Çadırı terk edip pazarın geldiğimiz tarafına doğru yol aldığımız ilk andan beri kimsenin ağzını bıçak açmamıştı. Jongin beş dakikadır sağa sola bakıp baştaki merak ve enerjisini geri yüklenmiş gibi davranarak rol yaptığını sanıyordu fakat yüzünden ne düşündüğünü anlamak güç değildi.

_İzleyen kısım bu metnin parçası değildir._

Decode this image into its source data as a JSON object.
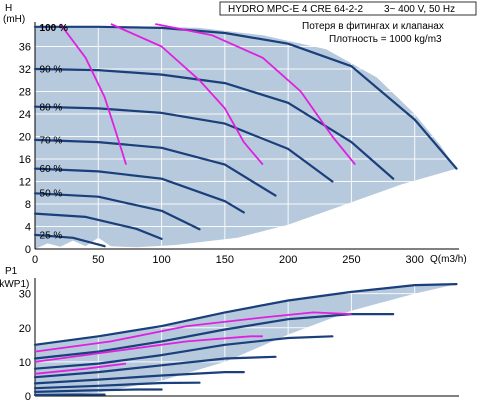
{
  "header": {
    "title": "HYDRO MPC-E 4 CRE 64-2-2",
    "supply": "3~ 400 V, 50 Hz",
    "note1": "Потеря в фитингах и клапанах",
    "note2": "Плотность = 1000 kg/m3"
  },
  "colors": {
    "envelope": "#b7c9dc",
    "speed_curve": "#1a3f7a",
    "system_curve": "#e020e0",
    "axis": "#000000"
  },
  "chart_data": [
    {
      "type": "area",
      "panel": "head",
      "ylabel_top": "H",
      "ylabel_unit": "(mH)",
      "xlabel": "Q(m3/h)",
      "xlim": [
        0,
        335
      ],
      "ylim": [
        0,
        40
      ],
      "x_ticks": [
        0,
        50,
        100,
        150,
        200,
        250,
        300
      ],
      "y_ticks": [
        0,
        4,
        8,
        12,
        16,
        20,
        24,
        28,
        32,
        36
      ],
      "envelope": [
        [
          0,
          39.5
        ],
        [
          30,
          39.6
        ],
        [
          80,
          39.6
        ],
        [
          130,
          39.3
        ],
        [
          180,
          38
        ],
        [
          230,
          35.5
        ],
        [
          270,
          30.5
        ],
        [
          300,
          24
        ],
        [
          320,
          18.5
        ],
        [
          333,
          14.3
        ],
        [
          290,
          11.5
        ],
        [
          240,
          7.5
        ],
        [
          200,
          4.3
        ],
        [
          160,
          2
        ],
        [
          110,
          0.7
        ],
        [
          80,
          0.3
        ],
        [
          60,
          0.5
        ],
        [
          50,
          2
        ],
        [
          40,
          0.5
        ],
        [
          30,
          1.5
        ],
        [
          20,
          0.4
        ],
        [
          10,
          1
        ],
        [
          0,
          0
        ]
      ],
      "speed_curves": [
        {
          "label": "100 %",
          "points": [
            [
              0,
              39.5
            ],
            [
              50,
              39.5
            ],
            [
              100,
              39.3
            ],
            [
              150,
              38.4
            ],
            [
              200,
              36.5
            ],
            [
              250,
              32.5
            ],
            [
              300,
              23
            ],
            [
              333,
              14.3
            ]
          ]
        },
        {
          "label": "90 %",
          "points": [
            [
              0,
              32
            ],
            [
              50,
              31.8
            ],
            [
              100,
              31
            ],
            [
              150,
              29.5
            ],
            [
              200,
              26
            ],
            [
              250,
              19
            ],
            [
              283,
              12.5
            ]
          ]
        },
        {
          "label": "80 %",
          "points": [
            [
              0,
              25.3
            ],
            [
              50,
              25
            ],
            [
              100,
              24.2
            ],
            [
              150,
              22.3
            ],
            [
              200,
              17.8
            ],
            [
              235,
              12
            ]
          ]
        },
        {
          "label": "70 %",
          "points": [
            [
              0,
              19.4
            ],
            [
              50,
              19
            ],
            [
              100,
              18
            ],
            [
              150,
              15
            ],
            [
              190,
              9.5
            ]
          ]
        },
        {
          "label": "60 %",
          "points": [
            [
              0,
              14.3
            ],
            [
              50,
              13.8
            ],
            [
              100,
              12.5
            ],
            [
              150,
              8.5
            ],
            [
              165,
              6.5
            ]
          ]
        },
        {
          "label": "50 %",
          "points": [
            [
              0,
              9.9
            ],
            [
              50,
              9.3
            ],
            [
              100,
              6.8
            ],
            [
              130,
              3.5
            ]
          ]
        },
        {
          "label": "",
          "points": [
            [
              0,
              6.3
            ],
            [
              40,
              5.7
            ],
            [
              80,
              3.6
            ],
            [
              100,
              1.8
            ]
          ]
        },
        {
          "label": "25 %",
          "points": [
            [
              0,
              2.5
            ],
            [
              30,
              2
            ],
            [
              55,
              0.5
            ]
          ]
        }
      ],
      "system_curves": [
        {
          "points": [
            [
              20,
              40
            ],
            [
              40,
              34
            ],
            [
              55,
              27
            ],
            [
              65,
              20
            ],
            [
              72,
              15
            ]
          ]
        },
        {
          "points": [
            [
              60,
              40
            ],
            [
              100,
              36
            ],
            [
              130,
              30
            ],
            [
              150,
              25
            ],
            [
              165,
              19
            ],
            [
              180,
              15
            ]
          ]
        },
        {
          "points": [
            [
              95,
              40
            ],
            [
              140,
              38
            ],
            [
              180,
              34
            ],
            [
              210,
              28
            ],
            [
              235,
              20
            ],
            [
              253,
              15
            ]
          ]
        }
      ],
      "percent_labels": [
        {
          "text": "100 %",
          "bold": true,
          "x": 2,
          "y": 38.8
        },
        {
          "text": "90 %",
          "bold": false,
          "x": 2,
          "y": 31.4
        },
        {
          "text": "80 %",
          "bold": false,
          "x": 2,
          "y": 24.6
        },
        {
          "text": "70 %",
          "bold": false,
          "x": 2,
          "y": 18.8
        },
        {
          "text": "60 %",
          "bold": false,
          "x": 2,
          "y": 13.7
        },
        {
          "text": "50 %",
          "bold": false,
          "x": 2,
          "y": 9.3
        },
        {
          "text": "25 %",
          "bold": false,
          "x": 2,
          "y": 1.9
        }
      ]
    },
    {
      "type": "area",
      "panel": "power",
      "ylabel_top": "P1",
      "ylabel_unit": "(kWP1)",
      "xlim": [
        0,
        335
      ],
      "ylim": [
        0,
        34
      ],
      "y_ticks": [
        0,
        10,
        20,
        30
      ],
      "envelope": [
        [
          0,
          15
        ],
        [
          50,
          17.5
        ],
        [
          100,
          20.5
        ],
        [
          150,
          24.5
        ],
        [
          200,
          28
        ],
        [
          250,
          30.5
        ],
        [
          300,
          32.5
        ],
        [
          333,
          32.8
        ],
        [
          300,
          30
        ],
        [
          250,
          25
        ],
        [
          200,
          18
        ],
        [
          150,
          10
        ],
        [
          100,
          4.5
        ],
        [
          50,
          1
        ],
        [
          0,
          0
        ]
      ],
      "speed_curves": [
        {
          "points": [
            [
              0,
              15
            ],
            [
              50,
              17.5
            ],
            [
              100,
              20.5
            ],
            [
              150,
              24.5
            ],
            [
              200,
              28
            ],
            [
              250,
              30.5
            ],
            [
              300,
              32.5
            ],
            [
              333,
              32.8
            ]
          ]
        },
        {
          "points": [
            [
              0,
              11
            ],
            [
              50,
              13
            ],
            [
              100,
              16
            ],
            [
              150,
              19.5
            ],
            [
              200,
              22.5
            ],
            [
              250,
              24
            ],
            [
              283,
              24
            ]
          ]
        },
        {
          "points": [
            [
              0,
              8
            ],
            [
              50,
              9.5
            ],
            [
              100,
              12
            ],
            [
              150,
              15
            ],
            [
              200,
              17
            ],
            [
              235,
              17.5
            ]
          ]
        },
        {
          "points": [
            [
              0,
              5.5
            ],
            [
              50,
              7
            ],
            [
              100,
              9
            ],
            [
              150,
              11
            ],
            [
              190,
              11.5
            ]
          ]
        },
        {
          "points": [
            [
              0,
              3.7
            ],
            [
              50,
              4.8
            ],
            [
              100,
              6
            ],
            [
              150,
              7
            ],
            [
              165,
              7
            ]
          ]
        },
        {
          "points": [
            [
              0,
              2.3
            ],
            [
              50,
              3
            ],
            [
              100,
              3.8
            ],
            [
              130,
              3.9
            ]
          ]
        },
        {
          "points": [
            [
              0,
              1.2
            ],
            [
              40,
              1.6
            ],
            [
              80,
              1.9
            ],
            [
              100,
              1.9
            ]
          ]
        },
        {
          "points": [
            [
              0,
              0.3
            ],
            [
              30,
              0.4
            ],
            [
              55,
              0.4
            ]
          ]
        }
      ],
      "system_curves": [
        {
          "points": [
            [
              0,
              13
            ],
            [
              60,
              16
            ],
            [
              120,
              20.5
            ],
            [
              180,
              23
            ],
            [
              220,
              24.5
            ],
            [
              250,
              24
            ]
          ]
        },
        {
          "points": [
            [
              0,
              10
            ],
            [
              60,
              13
            ],
            [
              120,
              16
            ],
            [
              170,
              17.5
            ],
            [
              180,
              17.5
            ]
          ]
        },
        {
          "points": [
            [
              0,
              6.5
            ],
            [
              40,
              8
            ],
            [
              72,
              9.5
            ]
          ]
        }
      ]
    }
  ]
}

"Deniz kızlarına varlığına bile inanmayıp bir falcının sözleriyle yüzünün düşmesi senin hiç büyümediğini kanıtlıyor." Sonunda o pazar cıvıltısının bile geçemediği sessizlik kalkanımızı kırmaya karar vermiş ve gözlerimi onun baktığı yere çevirmiştim. Yüzünde bir tür gülümseme olabilirdi ama kalemle çizilmiş gibi duruyordu. Bana yediremeyeceğini bilse bile kendini gülümsemeye zorlaması komikti. "Sabah koca bir adamdın, şimdi on yıl geriye gittik sanki, hızına yetişemiyorum."
"Yüzüm düşmedi." O mekanik, cansız gülümsemeyle yüzünü bana çevirdi. Bir sonraki tezgaha doğru yürüyorduk, kalamar kokusu gelmeye başlamıştı. Jongin gözlerini kapatıp kokuyu içine çekti ve daha geniş gülümsedi. "Keşke her gün kurulsa ve bu pazara gelsek."
İlerideki kazandan yükselip bize doğru gelen buhar saçlarımıza karışırken Jongin başını hafifçe kaldırıp bir kez daha derin bir nefes aldı. "Evde neden böyle yemekler yemiyoruz?"
"Çünkü bunlar sokak yemekleri."
Bilmediği bir şey duymuş gibi dudak büküp kafa salladı. "Peki buna kim karar veriyor?"
İstemediği her konuyu istediği şekilde değiştirebiliyordu ve itiraf etmeliyim ki bunu hiç zorlanmadan yapabilmesi en kıskandığım yeteneklerinden biriydi.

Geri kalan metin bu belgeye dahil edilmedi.